DO I HAVE TO SHARE MY PENSION, EVEN THOUGH I STARTED WORKING YEARS BEFORE I GOT MARRIED?
As with other assets acquired prior to marriage or during separation, a pension which started to accrue before marriage is only shareable to the extent that it was earned during the marriage.
MY SPOUSE/PARTNER MAKES MONEY UNDER THE TABLE. HOW CAN I GET CHILD SUPPORT, IF IT'S BASED ON HIS INCOME?
The court can "impute" income if it is of the view that the regular sources of evidence such as income tax returns and paystubs are not giving a true picture. The court still requires proof that the money is being made. Mere suspicion is not enough. It may also impute income in situations where the spouse is under-employed or otherwise diverting income. See our Child Support Primer for more information about the imputation of income.
CAN MY SPOUSE/PARTNER STOP ME FROM FINDING OUT WHAT'S GOING ON AT OUR CHILD’S SCHOOL?

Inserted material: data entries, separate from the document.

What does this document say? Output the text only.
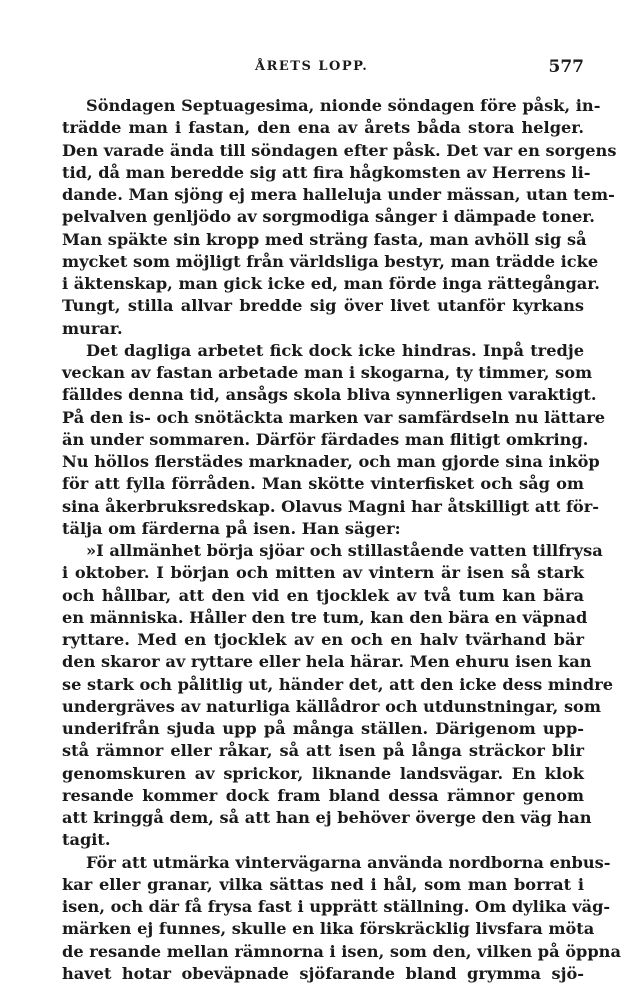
ÅRETS LOPP.	577
Söndagen Septuagesima, nionde söndagen före påsk, in-
trädde man i fastan, den ena av årets båda stora helger.
Den varade ända till söndagen efter påsk. Det var en sorgens
tid, då man beredde sig att fira hågkomsten av Herrens li-
dande. Man sjöng ej mera halleluja under mässan, utan tem-
pelvalven genljödo av sorgmodiga sånger i dämpade toner.
Man späkte sin kropp med sträng fasta, man avhöll sig så
mycket som möjligt från världsliga bestyr, man trädde icke
i äktenskap, man gick icke ed, man förde inga rättegångar.
Tungt, stilla allvar bredde sig över livet utanför kyrkans
murar.
Det dagliga arbetet fick dock icke hindras. Inpå tredje
veckan av fastan arbetade man i skogarna, ty timmer, som
fälldes denna tid, ansågs skola bliva synnerligen varaktigt.
På den is- och snötäckta marken var samfärdseln nu lättare
än under sommaren. Därför färdades man flitigt omkring.
Nu höllos flerstädes marknader, och man gjorde sina inköp
för att fylla förråden. Man skötte vinterfisket och såg om
sina åkerbruksredskap. Olavus Magni har åtskilligt att för-
tälja om färderna på isen. Han säger:
»I allmänhet börja sjöar och stillastående vatten tillfrysa
i oktober. I början och mitten av vintern är isen så stark
och hållbar, att den vid en tjocklek av två tum kan bära
en människa. Håller den tre tum, kan den bära en väpnad
ryttare. Med en tjocklek av en och en halv tvärhand bär
den skaror av ryttare eller hela härar. Men ehuru isen kan
se stark och pålitlig ut, händer det, att den icke dess mindre
undergräves av naturliga källådror och utdunstningar, som
underifrån sjuda upp på många ställen. Därigenom upp-
stå rämnor eller råkar, så att isen på långa sträckor blir
genomskuren av sprickor, liknande landsvägar. En klok
resande kommer dock fram bland dessa rämnor genom
att kringgå dem, så att han ej behöver överge den väg han
tagit.
För att utmärka vintervägarna använda nordborna enbus-
kar eller granar, vilka sättas ned i hål, som man borrat i
isen, och där få frysa fast i upprätt ställning. Om dylika väg-
märken ej funnes, skulle en lika förskräcklig livsfara möta
de resande mellan rämnorna i isen, som den, vilken på öppna
havet hotar obeväpnade sjöfarande bland grymma sjö-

In Manitoba all parents have the right to information about the children, whether they are in that parent's custody or not, unless the court orders otherwise. This will include access to medical, health and school information, for example. It does not include the right, however, to create information. Many separated parents for example will have separate parent teacher conferences and will arrange with the school for individual mailings of school notices. The court has the power to prevent a parent from obtaining information from third parties. This would require proof that it is contrary to the child's best interests.

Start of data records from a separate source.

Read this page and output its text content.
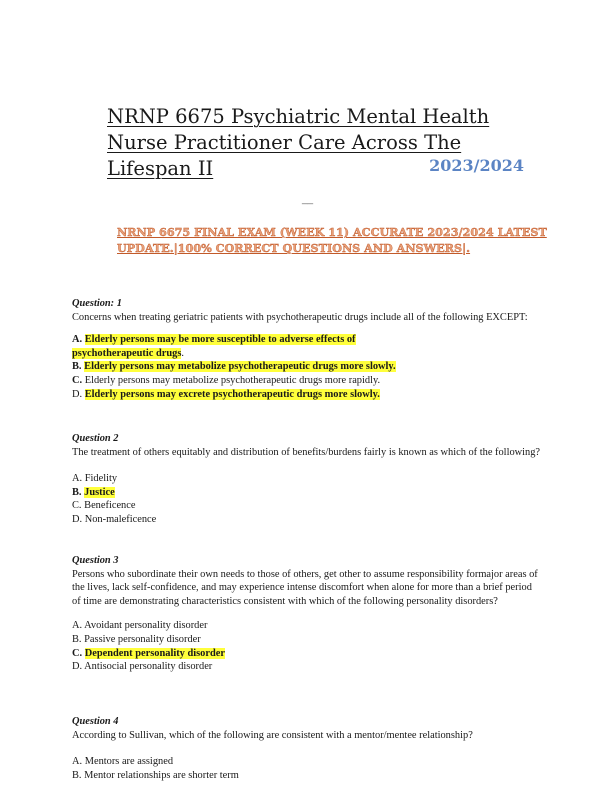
NRNP 6675 Psychiatric Mental Health Nurse Practitioner Care Across The Lifespan II	2023/2024
__
NRNP 6675 FINAL EXAM (WEEK 11) ACCURATE 2023/2024 LATEST UPDATE.|100% CORRECT QUESTIONS AND ANSWERS|.
Question: 1

Concerns when treating geriatric patients with psychotherapeutic drugs include all of the following EXCEPT:

A. Elderly persons may be more susceptible to adverse effects of psychotherapeutic drugs.
B. Elderly persons may metabolize psychotherapeutic drugs more slowly.
C. Elderly persons may metabolize psychotherapeutic drugs more rapidly.
D. Elderly persons may excrete psychotherapeutic drugs more slowly.
Question 2

The treatment of others equitably and distribution of benefits/burdens fairly is known as which of the following?

A. Fidelity
B. Justice
C. Beneficence
D. Non-maleficence
Question 3

Persons who subordinate their own needs to those of others, get other to assume responsibility formajor areas of the lives, lack self-confidence, and may experience intense discomfort when alone for more than a brief period of time are demonstrating characteristics consistent with which of the following personality disorders?

A. Avoidant personality disorder
B. Passive personality disorder
C. Dependent personality disorder
D. Antisocial personality disorder
Question 4

According to Sullivan, which of the following are consistent with a mentor/mentee relationship?

A. Mentors are assigned
B. Mentor relationships are shorter term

CAN I GET RETROACTIVE CHILD SUPPORT IF THERE HAS BEEN A CHANGE IN THE OTHER PARENT'S INCOME THAT I DIDN'T KNOW ABOUT?
The Supreme Court of Canada has ruled on 4 cases from Alberta that child support is the "right of the child" and that the payor who knows his/her income has a duty to provide the correct amount of support for the child, an obligation that they have held generally will go back up to 3 years. If the payor has been guilty of "blameworthy conduct", such as failing to provide financial information pursuant to an order or demand or providing misleading or false information, then the court can go beyond that 3-year guideline. See our Child Support Primer.

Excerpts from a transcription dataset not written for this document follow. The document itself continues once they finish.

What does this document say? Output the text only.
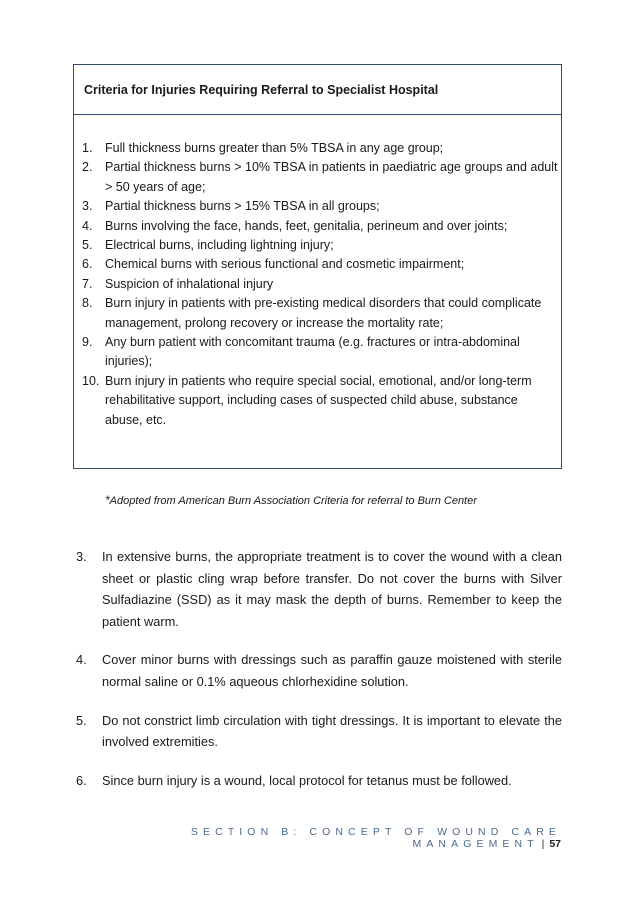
Criteria for Injuries Requiring Referral to Specialist Hospital
1. Full thickness burns greater than 5% TBSA in any age group;
2. Partial thickness burns > 10% TBSA in patients in paediatric age groups and adult > 50 years of age;
3. Partial thickness burns > 15% TBSA in all groups;
4. Burns involving the face, hands, feet, genitalia, perineum and over joints;
5. Electrical burns, including lightning injury;
6. Chemical burns with serious functional and cosmetic impairment;
7. Suspicion of inhalational injury
8. Burn injury in patients with pre-existing medical disorders that could complicate management, prolong recovery or increase the mortality rate;
9. Any burn patient with concomitant trauma (e.g. fractures or intra-abdominal injuries);
10. Burn injury in patients who require special social, emotional, and/or long-term rehabilitative support, including cases of suspected child abuse, substance abuse, etc.
*Adopted from American Burn Association Criteria for referral to Burn Center
3. In extensive burns, the appropriate treatment is to cover the wound with a clean sheet or plastic cling wrap before transfer. Do not cover the burns with Silver Sulfadiazine (SSD) as it may mask the depth of burns. Remember to keep the patient warm.
4. Cover minor burns with dressings such as paraffin gauze moistened with sterile normal saline or 0.1% aqueous chlorhexidine solution.
5. Do not constrict limb circulation with tight dressings. It is important to elevate the involved extremities.
6. Since burn injury is a wound, local protocol for tetanus must be followed.
SECTION B: CONCEPT OF WOUND CARE MANAGEMENT | 57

HOW LONG DO WE HAVE TO LIVE TOGETHER FOR ME TO HAVE THE RIGHTS TO SUPPORT OR A PROPERTY SETTLEMENT?
If you live together for a year and have a child, you can get child support and partner support. If you live together for 3 years, whether or not you have a child, all remedies, child and partner support, and sharing and equalization of property are available to you.
You can register your relationship with Vital Statistics, and all rights will apply immediately.
HOW MUCH SPOUSAL OR COMMON-LAW PARTNER SUPPORT WILL I GET?
WHO GETS THE CANADA CHILD TAX BENEFIT WHEN WE SEPARATE IF WE HAVE EQUAL SHARED CUSTODY?
Canada Revenue Agency will pay the amount to the primary care parent typically, but where the parties have equal shared care, the benefit will be split. It is important to notify CRA quickly as they will claw back overpayments. See our Child Support Primer.
WHEN DOES CHILD SUPPORT END?
Child support ends when the child is over 18 and no longer dependent on their parents. Dependency can continue past the age of 18 where, for example, the child is continuing in school or training on a full-time basis. While there is no upper age limit, once the child reaches the age of 24 the presumption in Manitoba is that support will terminate unless the court specifically orders otherwise.